PATENT CLAIMS: i. Circuit arrangement for telephone systems with dialer operation and several exchanges lying in series, between which connecting lines that can be reached via connection dialers with free dialing run, the setting of which is controlled by a number of connection dialers common evaluation devices which are assigned to the desired switching center, characterized in that according to the in the Evaluation device of an exchange recorded destination identifier corresponding determination of the connection path leading to the next, the destination identifier corresponding exchange switching means (Ba) in the evaluation device come into effect, which after appropriate setting of the connection selector on this connection path, preventing a repetition of the destination identifier to the next exchange Initiate evaluation facility. z.
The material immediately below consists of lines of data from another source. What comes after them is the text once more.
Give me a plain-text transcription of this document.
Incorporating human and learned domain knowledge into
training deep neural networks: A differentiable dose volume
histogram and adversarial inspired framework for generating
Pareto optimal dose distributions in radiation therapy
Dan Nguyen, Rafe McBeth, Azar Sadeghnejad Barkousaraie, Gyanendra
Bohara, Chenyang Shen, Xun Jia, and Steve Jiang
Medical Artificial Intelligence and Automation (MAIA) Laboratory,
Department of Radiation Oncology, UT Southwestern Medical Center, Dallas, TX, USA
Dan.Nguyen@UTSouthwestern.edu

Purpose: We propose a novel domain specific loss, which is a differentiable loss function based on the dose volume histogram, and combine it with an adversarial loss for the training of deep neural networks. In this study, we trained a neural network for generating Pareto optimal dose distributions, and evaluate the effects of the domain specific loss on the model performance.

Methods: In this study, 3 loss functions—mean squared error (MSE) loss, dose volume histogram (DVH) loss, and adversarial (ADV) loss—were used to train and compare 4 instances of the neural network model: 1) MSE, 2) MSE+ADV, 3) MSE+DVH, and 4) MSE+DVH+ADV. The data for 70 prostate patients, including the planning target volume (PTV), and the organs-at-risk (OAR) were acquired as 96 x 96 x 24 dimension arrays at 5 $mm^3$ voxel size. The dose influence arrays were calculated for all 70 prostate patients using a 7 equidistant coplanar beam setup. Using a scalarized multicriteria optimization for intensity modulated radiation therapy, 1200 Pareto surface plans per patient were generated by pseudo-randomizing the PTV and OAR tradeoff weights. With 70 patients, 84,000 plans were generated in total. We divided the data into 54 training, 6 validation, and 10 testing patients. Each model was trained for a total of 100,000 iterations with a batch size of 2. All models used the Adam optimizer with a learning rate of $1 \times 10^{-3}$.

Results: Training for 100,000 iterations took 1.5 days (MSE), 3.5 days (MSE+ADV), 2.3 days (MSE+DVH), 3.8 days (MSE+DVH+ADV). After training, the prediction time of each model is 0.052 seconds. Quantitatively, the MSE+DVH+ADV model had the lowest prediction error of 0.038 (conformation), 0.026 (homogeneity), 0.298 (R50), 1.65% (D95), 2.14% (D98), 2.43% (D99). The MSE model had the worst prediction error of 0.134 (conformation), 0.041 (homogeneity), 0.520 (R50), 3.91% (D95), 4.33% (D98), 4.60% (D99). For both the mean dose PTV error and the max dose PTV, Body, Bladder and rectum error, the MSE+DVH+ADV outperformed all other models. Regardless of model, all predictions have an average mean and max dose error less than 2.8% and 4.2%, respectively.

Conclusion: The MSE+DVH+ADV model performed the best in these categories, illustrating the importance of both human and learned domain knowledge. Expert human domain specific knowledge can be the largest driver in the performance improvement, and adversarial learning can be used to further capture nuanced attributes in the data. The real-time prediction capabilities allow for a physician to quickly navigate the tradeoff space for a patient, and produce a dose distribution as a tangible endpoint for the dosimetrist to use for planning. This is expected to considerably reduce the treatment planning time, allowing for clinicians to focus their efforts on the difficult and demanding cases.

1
Circuit arrangement according to Claim i, characterized in that the switching means (Ba) withdraw from this influence and otherwise from them under the influence of switching devices (Xa, Xia) which come into effect after the connection selector has been set and which cause a repetition of the target identifier Relay for the release of the evaluation device after the repetition of the target identifier. 3. Circuit arrangement according to claim i, characterized in that the switching means (Ba) with the cooperation of the auxiliary relays (Spa) cause the transmission of a signal (Tsi) leading to the completion of the connection via the connection path running through several exchanges or cause the connection to be completed Generate incentives within your own exchange.